No doy a basto. Tarde , mañana y llego a casa hecha trizas. Ya no duermo demasiado ni como lo que debería y a mi cuerpo le está pasando factura eso.
Me quema la garganta. Me arde la cabeza. Ya no se ni porque lloro , siento que el cuerpo se me llena de úlceras sangrantes : por dentro y por fuera.
Sapos , culebras , gusanos y crisálidas que se pudren en mi estómago y jamás eclosionaran. Están ahí , esperando que me me muera ansiosas por devorarme. Mi cuerpo las quiere echar , el ácido gástrico de mi garganta se atasca y ellas malignas ríen porque no las puedo desprender de mi.
Málditos. Málditos los demonios que se apoderan de mi mente , se alimentan de mi sufrimiento , se comen mis neuronas , se divierten a mi costa.
Hay una frase muy interesante de Eduardo Punset que ahora no encuentro por ningún lado... Era algo así como que " Un suicida de verdad no lo es , si no por cada intento estaría muerto".
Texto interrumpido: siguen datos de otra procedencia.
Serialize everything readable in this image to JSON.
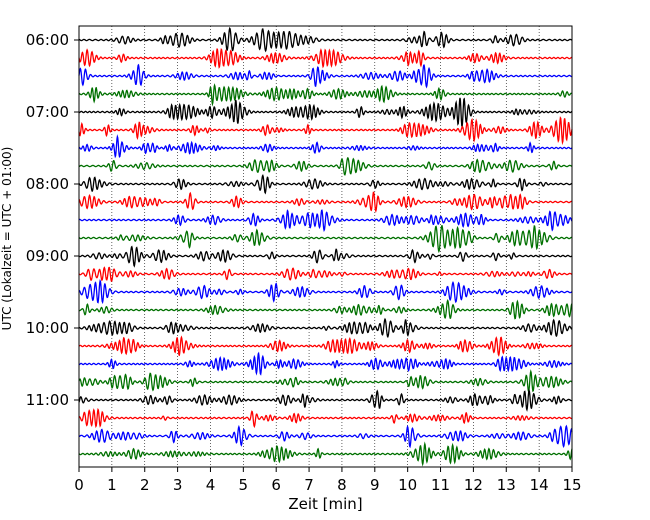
{
  "chart_data": {
    "type": "line",
    "title": "",
    "xlabel": "Zeit  [min]",
    "ylabel": "UTC (Lokalzeit = UTC + 01:00)",
    "xlim": [
      0,
      15
    ],
    "x_ticks": [
      "0",
      "1",
      "2",
      "3",
      "4",
      "5",
      "6",
      "7",
      "8",
      "9",
      "10",
      "11",
      "12",
      "13",
      "14",
      "15"
    ],
    "y_ticks": [
      "06:00",
      "07:00",
      "08:00",
      "09:00",
      "10:00",
      "11:00"
    ],
    "y_tick_traces": [
      0,
      4,
      8,
      12,
      16,
      20
    ],
    "trace_count": 24,
    "trace_colors": [
      "#000000",
      "#ff0000",
      "#0000ff",
      "#007000"
    ],
    "grid": "vertical dotted"
  }
}
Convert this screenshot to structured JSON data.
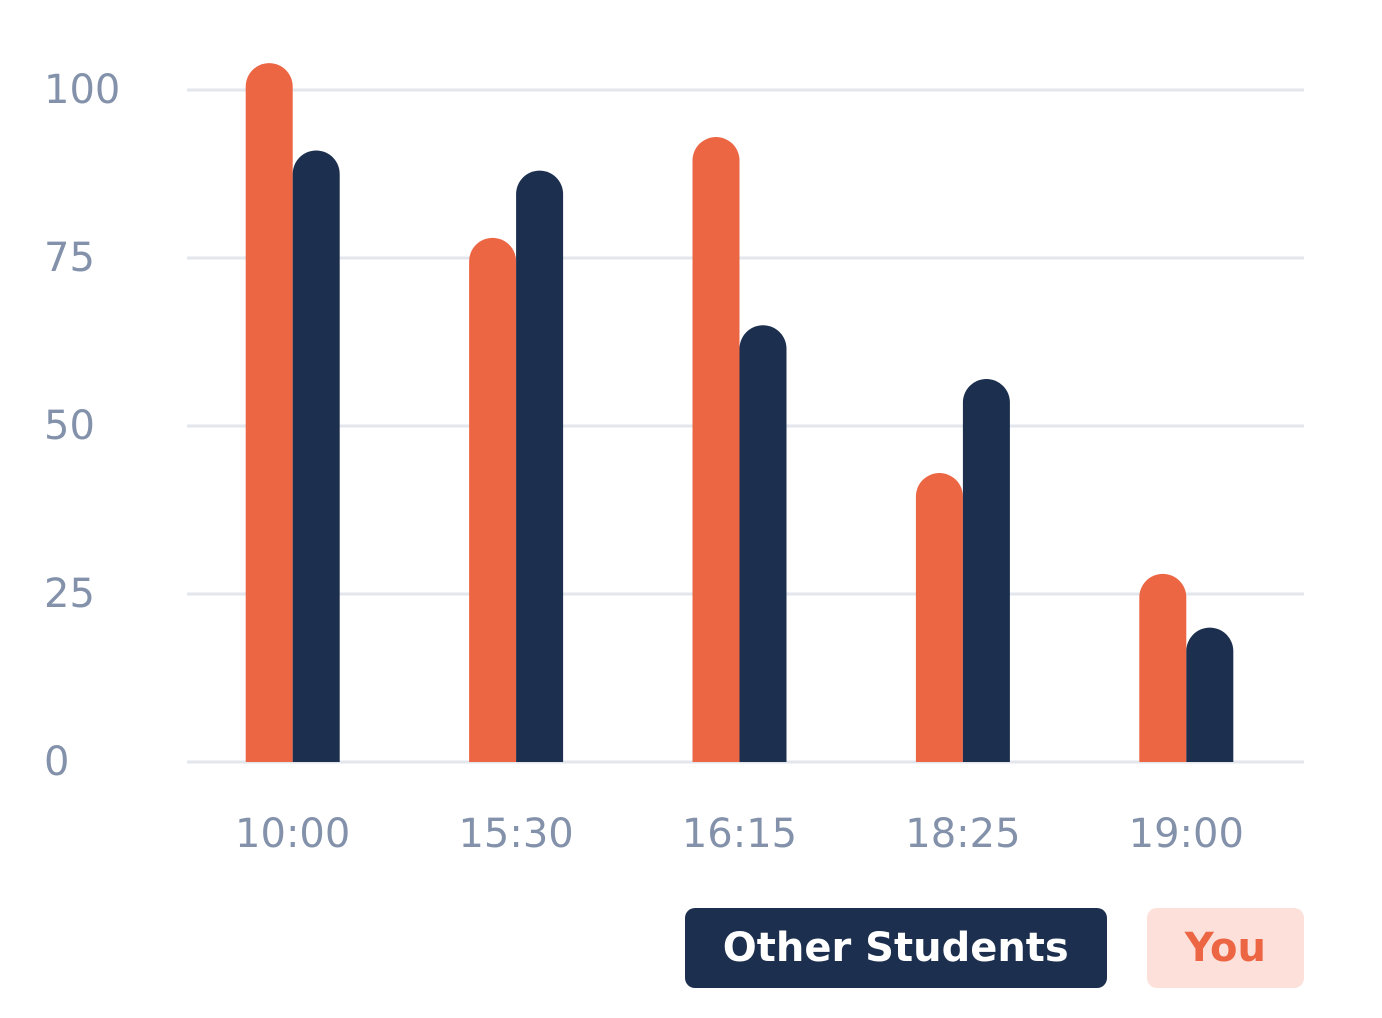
{
  "chart_data": {
    "type": "bar",
    "categories": [
      "10:00",
      "15:30",
      "16:15",
      "18:25",
      "19:00"
    ],
    "series": [
      {
        "name": "You",
        "color": "#ec6644",
        "values": [
          104,
          78,
          93,
          43,
          28
        ]
      },
      {
        "name": "Other Students",
        "color": "#1c2f4e",
        "values": [
          91,
          88,
          65,
          57,
          20
        ]
      }
    ],
    "yticks": [
      0,
      25,
      50,
      75,
      100
    ],
    "ylim": [
      0,
      100
    ],
    "grid": true,
    "legend_position": "bottom-right"
  },
  "legend": {
    "other_label": "Other Students",
    "other_bg": "#1c2f4e",
    "other_fg": "#ffffff",
    "you_label": "You",
    "you_bg": "#fce0d9",
    "you_fg": "#ec6644"
  }
}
Esto es algo que escribí ya hace muchos años. Lo he encontrado en un cuadernillo. Espero encontrar el resto que tengo esparcidos.
Los sentimientos nos hacen más débiles
más , ¿nacemos con Alma , o somos títeres?
Títeres sin cabeza , tristes.
Incompetentes
Somos producto de un sueño inacabado
del cual existe el abrazo infinito
De aquel lúgubre clavo
que apuñaló a los corazones.
Corazones devorados ,
Por un Dios omnipotente;
Que clavó otro clavo ,
A los decadentes corazones.
Corazones de las tristes ,
Y lúgubres Almas inertes
De este oscuro mundo latente.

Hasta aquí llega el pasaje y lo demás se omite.